Master-Pflichtseminar: Deep Learning in Artificial Neural Networks

Neural Network, A.D. 1970
Neural Network Reading Digits, A.D. 1998

Neural Network "Dreaming", A.D. 2015

(Google inceptionism)

Given a training set of examples and their true class, artificial neural networks can be made to automatically learn rules that, given a query, will make a (hopefully) correct prediction. Artificial neural networks have been the first machine learning algorithms and, after repeated cycles of hype and bust, have seen enormous development and success in the last three years. They achieve the best results on a number of hard benchmarks, and outperform humans in nontrivial tasks. It is unsurprising that the likes of google, facebook and amazon are pouring heaps of money into research departments focusing on neural networks.

We will, first, study the basics of machine learning and artificial neural networks; and will then try and build partial intuition for how and why the recent "deep" architectures work. To get a feeling for the kind of work we will study, please browse the papers below before opting for this pretty technical seminar.

This seminar is eligible as part of the Specialization in "Computational Physics".


You will give a 40 min talk and prepare a written summary of your topic. The seminar is going to be challenging, but will bring you in contact with the forefront of an important research area. The seminar is on Tuesdays from 11:30 to 13:00, starting on October 13th, 2015 in the HCI, Speyerer Strasse 6.
To register, send email to Fred Hamprecht. Welcome to the ride :-)

Topics (will be updated later this summer, along with links)

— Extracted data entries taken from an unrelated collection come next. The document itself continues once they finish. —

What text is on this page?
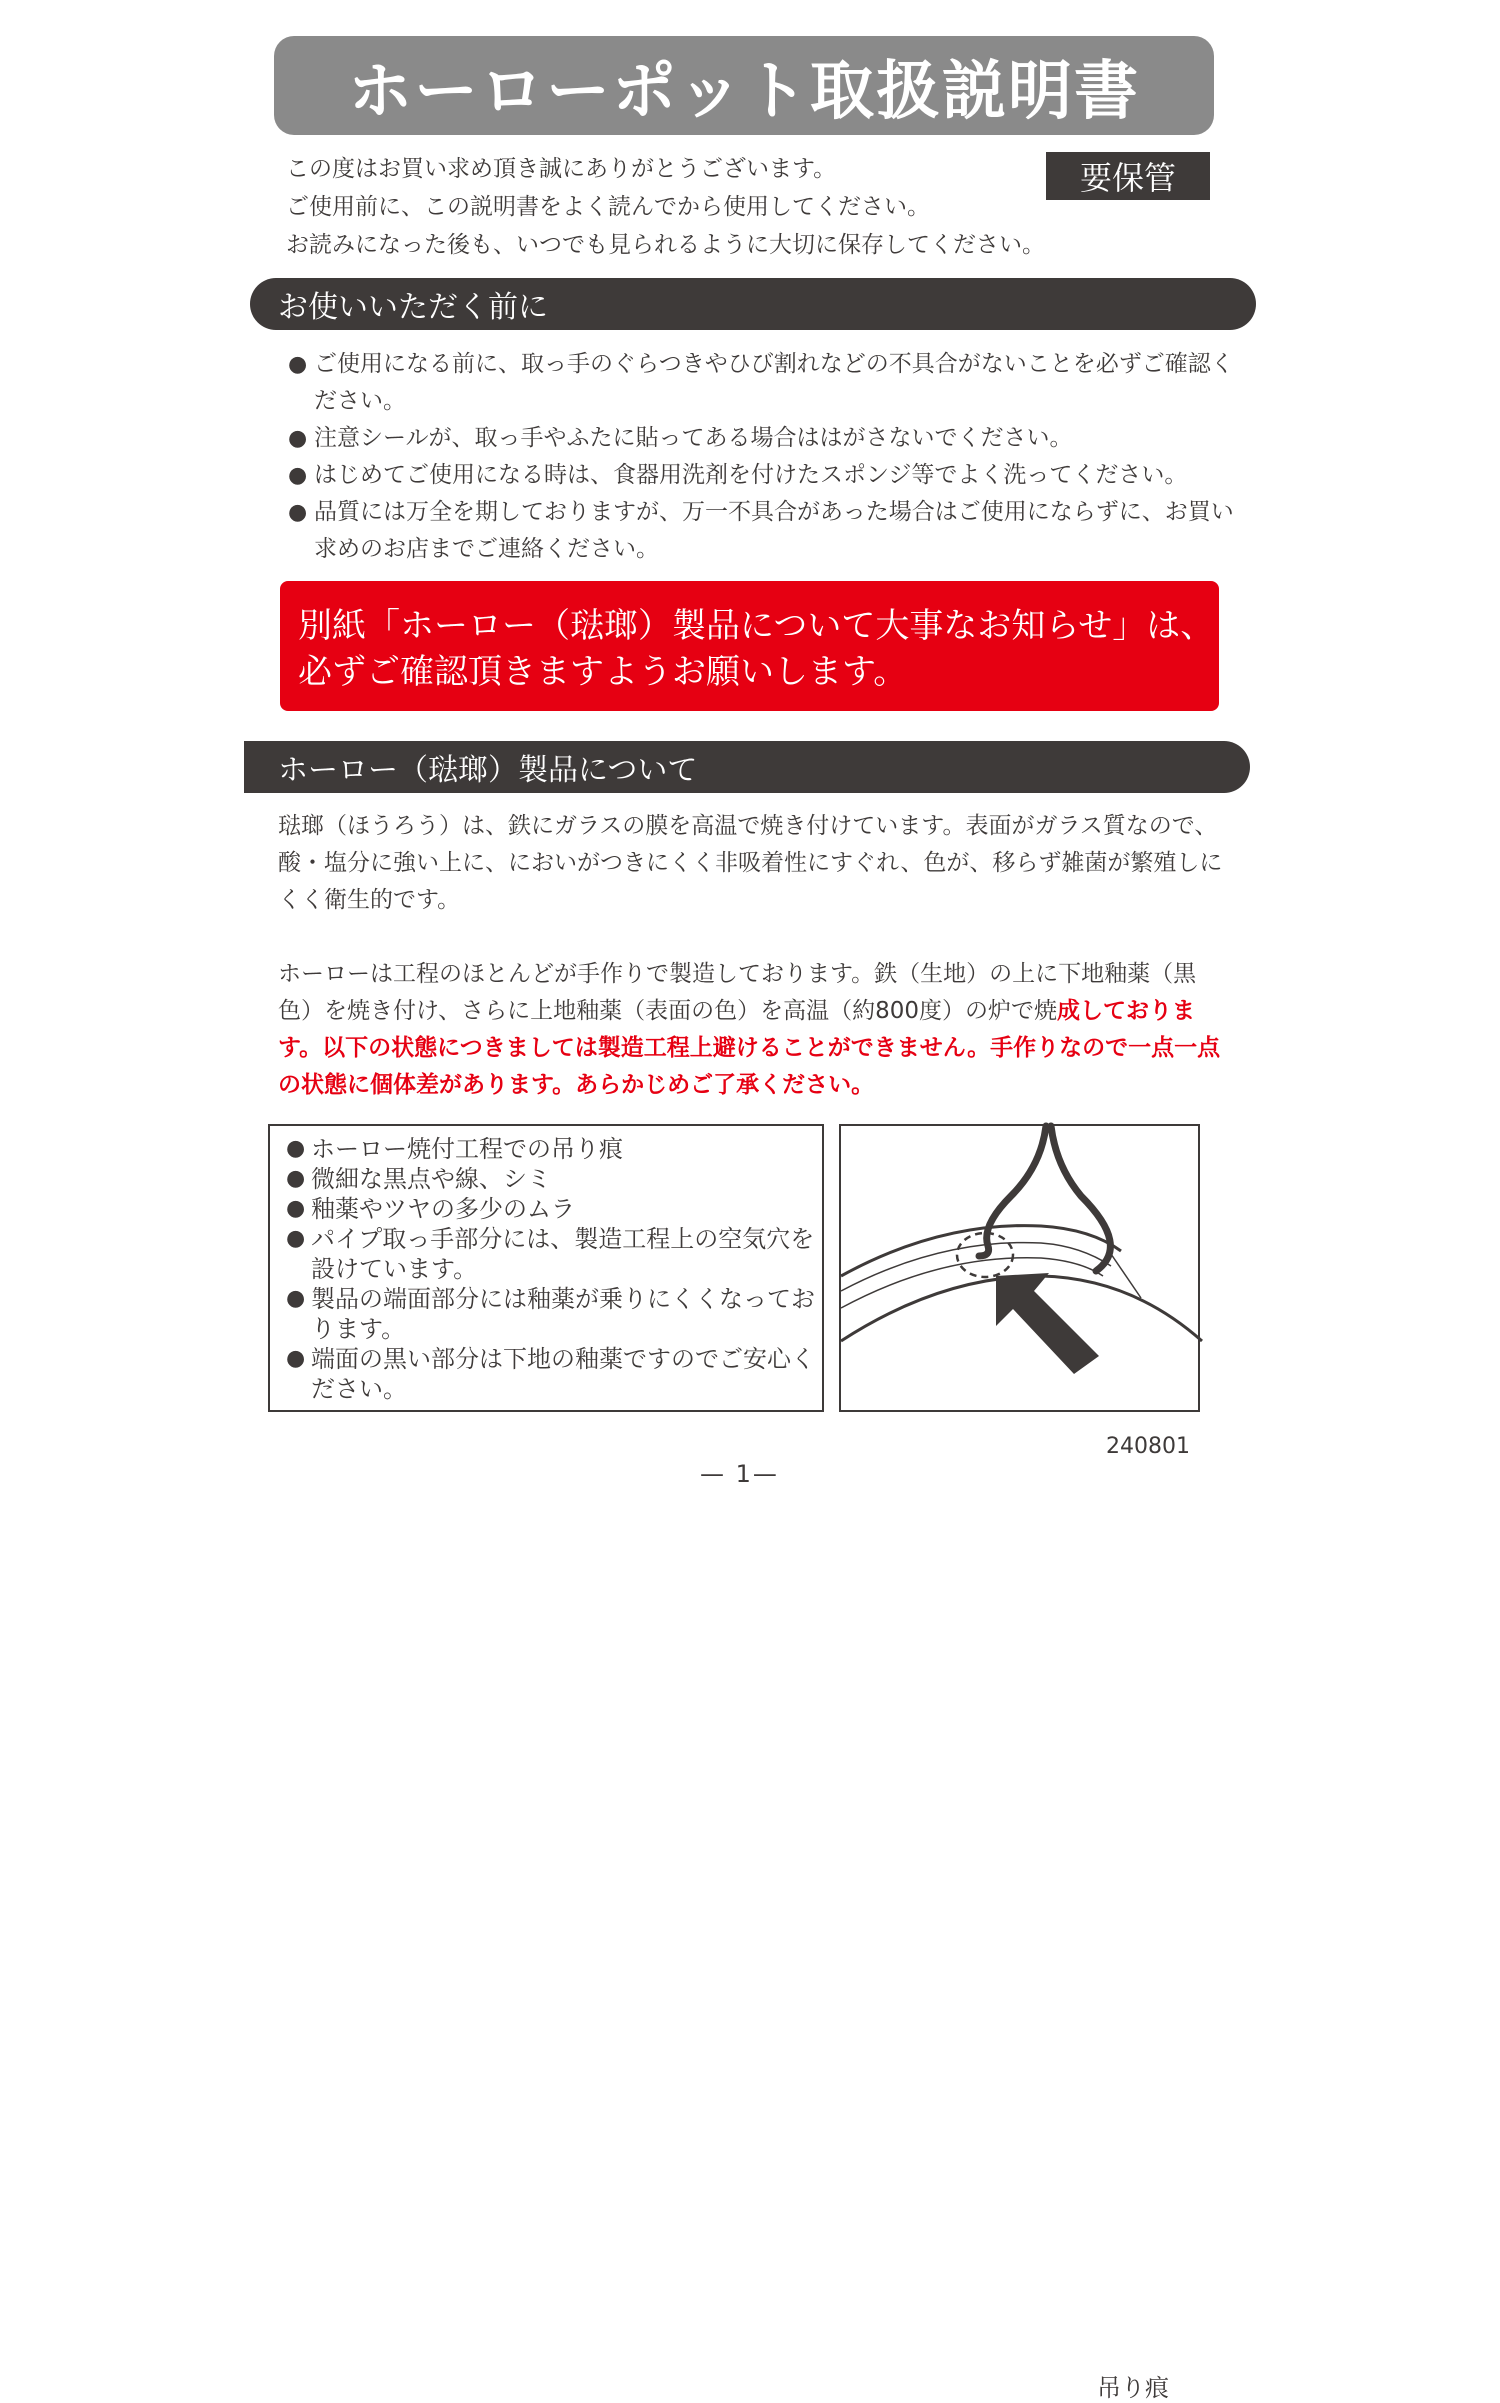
ホーローポット取扱説明書
要保管
この度はお買い求め頂き誠にありがとうございます。
ご使用前に、この説明書をよく読んでから使用してください。
お読みになった後も、いつでも見られるように大切に保存してください。
お使いいただく前に
● ご使用になる前に、取っ手のぐらつきやひび割れなどの不具合がないことを必ずご確認ください。
● 注意シールが、取っ手やふたに貼ってある場合ははがさないでください。
● はじめてご使用になる時は、食器用洗剤を付けたスポンジ等でよく洗ってください。
● 品質には万全を期しておりますが、万一不具合があった場合はご使用にならずに、お買い求めのお店までご連絡ください。
別紙「ホーロー（琺瑯）製品について大事なお知らせ」は、
必ずご確認頂きますようお願いします。
ホーロー（琺瑯）製品について

琺瑯（ほうろう）は、鉄にガラスの膜を高温で焼き付けています。表面がガラス質なので、酸・塩分に強い上に、においがつきにくく非吸着性にすぐれ、色が、移らず雑菌が繁殖しにくく衛生的です。

ホーローは工程のほとんどが手作りで製造しております。鉄（生地）の上に下地釉薬（黒色）を焼き付け、さらに上地釉薬（表面の色）を高温（約800度）の炉で焼成しております。以下の状態につきましては製造工程上避けることができません。手作りなので一点一点の状態に個体差があります。あらかじめご了承ください。

● ホーロー焼付工程での吊り痕
● 微細な黒点や線、シミ
● 釉薬やツヤの多少のムラ
● パイプ取っ手部分には、製造工程上の空気穴を設けています。
● 製品の端面部分には釉薬が乗りにくくなっております。
● 端面の黒い部分は下地の釉薬ですのでご安心ください。
吊り痕
240801
— 1—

  • Logistic regression and the perceptron
  • Feed-forward neural networks
  • Training and issues: gradient descent / back-propagation, Hessian-free optimization, gradient diffusion, rectified linear units
  • Function counting theorem
  • Regularization strategies: convolutional neural networks, weight decay, etc.
  • Unsupervised pretraining, auto-encoders, denoising auto-encoders
  • Model averaging: drop Connect
  • Tweaks and their rationale: distortions, foveation, rectified linear units
  • Deconvolutional Neural Networks
  • Sum-product networks (1,2,3)
  • Restricted Boltzmann machines
  • Recursive neural networks
  • Long short term memory
  • Interpreting deep neural networks
  • Dreaming neural networks